Acte : pour être, une action se doit d’être, d’abord et toujours, un Acte. Quand on réalise une action – ne serait-ce que celle de vivre organiquement – , on n’est pas spontanément conscient d’accomplir aussi un Acte. Parmi certaines éventuelles autres démarches, la re-présentation Théâtrale tient une place d’autant plus importante qu’elle est la seule à se partager consciemment avec un public (le fait d’assister à des rites de possession est différent : y assiste-t-on en tant que « fidèle » spectateur qui se retrouve, de façon inattendue, possédé, ou avec la distance de l’observateur ?). La grande différence entre l’Acte et l’action est constituée par la mort. A l’égal de toute entité, l’action est vouée à la mort, tandis que l‘Acte frôle l‘immortalité dans la mesure où il dépasse la simple représentation et sollicite le processus de Re-présentation.
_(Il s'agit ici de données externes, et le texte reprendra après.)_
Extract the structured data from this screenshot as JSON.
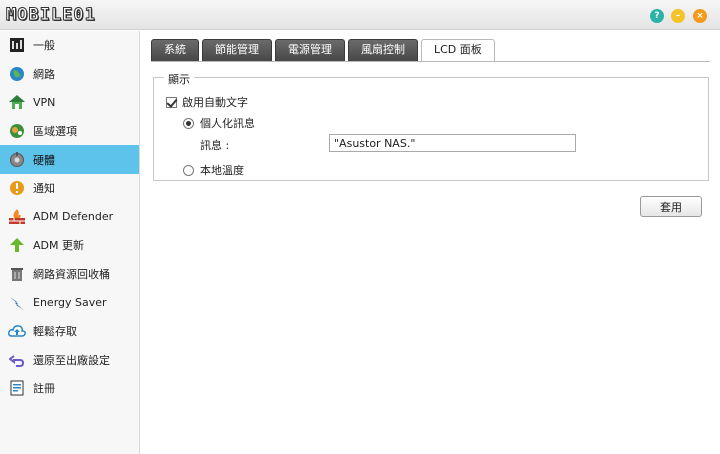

Il est à noter qu’en reprenant le terme d‘Acte, la littérature dramatique évoque la spécificité du Théâtre.
action : à ce niveau, être revient à agir, quand bien même agit-on sans conscience ni intention. Il existe plus d‘actions qu’on ne veut le croire. Raisonner, conceptualiser, métaphoriser, écrire, ressasser, s’exprimer verbalement, réciter sont aussi des actions. La mort menace l‘action. Ce n’est pas un hasard si, depuis des millénaires, le spectacle qui est, avant tout, un spectacle d’actions, se nourrit de combats meurtriers, de performances dangereuses ou d‘actions tellement difficiles que leur échec, même s’il n’est pas mortel, est une métaphore de la mort (le jongleur qui rate sa balle, le musicien et le chanteur qui manquent leur note). Aujourd’hui, en matière de politique culturelle, la tendance consiste à valoriser les arts de la scène, et c’est justice après le mépris dont ils ont eu à souffrir, mais un tel mépris repose sur le malentendu pour lequel le théâtre est un art du texte. Pareil malentendu encourage la confusion selon laquelle on croit maîtriser ce théâtre de texte en se livrant à des récitations, des proférations et des diffusions de »voix off ». Ce faisant, on ne fait que du spectacle d’actions verbales. La spécificité du Théâtre consiste à dépasser les actions et à accomplir des Actes, dépasser le seul spectacle au profit de la re-présentation.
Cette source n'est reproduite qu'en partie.